You may have up to four wires placed in your heart. These wires monitor and pace different areas of your heart and will allow the Doctor and technician to locate where your arrhythmia is coming from. With this information, they will then use the ablation catheter to heat (burn) the tissue in the heart which is causing the abnormal rhythm. When the correct location is burnt, your arrhythmia will be completely cured! During the procedure there will be a standard testing protocol that will be conducted which will involve your heart being paced and also may involve you being given medication to speed up your heart rate. This may feel uncomfortable and you may feel flushed but it is only temporary and will soon be over. The aim of this pacing protocol is also to put your heart into the arrhythmia you have been experiencing so you may feel the symptoms associated with it.
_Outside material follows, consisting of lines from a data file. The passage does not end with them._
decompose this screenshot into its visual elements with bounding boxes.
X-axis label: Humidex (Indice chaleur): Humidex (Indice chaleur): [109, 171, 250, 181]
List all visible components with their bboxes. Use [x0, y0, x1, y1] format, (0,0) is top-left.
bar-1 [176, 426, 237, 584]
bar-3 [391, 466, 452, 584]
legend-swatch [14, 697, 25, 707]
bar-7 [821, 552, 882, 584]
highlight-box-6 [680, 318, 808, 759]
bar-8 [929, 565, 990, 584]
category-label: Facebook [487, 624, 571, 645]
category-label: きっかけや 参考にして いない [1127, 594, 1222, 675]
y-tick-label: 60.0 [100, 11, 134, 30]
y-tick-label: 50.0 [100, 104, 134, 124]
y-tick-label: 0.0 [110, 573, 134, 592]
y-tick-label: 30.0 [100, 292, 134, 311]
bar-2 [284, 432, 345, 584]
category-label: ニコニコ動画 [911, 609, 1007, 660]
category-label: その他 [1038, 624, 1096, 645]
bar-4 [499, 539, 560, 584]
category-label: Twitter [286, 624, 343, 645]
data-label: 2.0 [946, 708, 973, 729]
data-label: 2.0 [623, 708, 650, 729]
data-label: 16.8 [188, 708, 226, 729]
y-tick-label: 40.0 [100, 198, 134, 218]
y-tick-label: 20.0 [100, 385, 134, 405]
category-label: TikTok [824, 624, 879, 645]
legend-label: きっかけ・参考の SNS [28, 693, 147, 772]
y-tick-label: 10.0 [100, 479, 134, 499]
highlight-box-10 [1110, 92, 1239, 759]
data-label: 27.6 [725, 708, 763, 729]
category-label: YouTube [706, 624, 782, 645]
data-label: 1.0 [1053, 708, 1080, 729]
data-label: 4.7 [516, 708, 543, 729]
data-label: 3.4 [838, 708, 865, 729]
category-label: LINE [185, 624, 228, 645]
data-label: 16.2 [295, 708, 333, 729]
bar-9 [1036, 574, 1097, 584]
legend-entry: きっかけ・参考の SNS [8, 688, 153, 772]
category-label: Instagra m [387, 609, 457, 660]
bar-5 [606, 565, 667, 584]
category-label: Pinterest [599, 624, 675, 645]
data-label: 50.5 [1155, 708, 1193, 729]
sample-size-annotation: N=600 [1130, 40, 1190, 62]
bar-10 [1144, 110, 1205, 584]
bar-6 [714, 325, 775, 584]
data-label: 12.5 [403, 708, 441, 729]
During the ablation part of the procedure, you may feel a burning sensation in your chest- this is totally normal. After the burning is completed, the pacing protocol will be commenced again to try and induce the arrhythmia. The team will be satisfied that they have burned the arrhythmia away when they can no longer induce it with the pacing protocol. This procedure may take anywhere from 90 minutes to 4 hours depending on how difficult your particular arrhythmia is but rest assured that when the procedure is successful, you will be completely cured of your palpitations and your symptoms will never return. Remember, you are in a very controlled environment with professionals who have many years of specialized experience – you’ll be fine!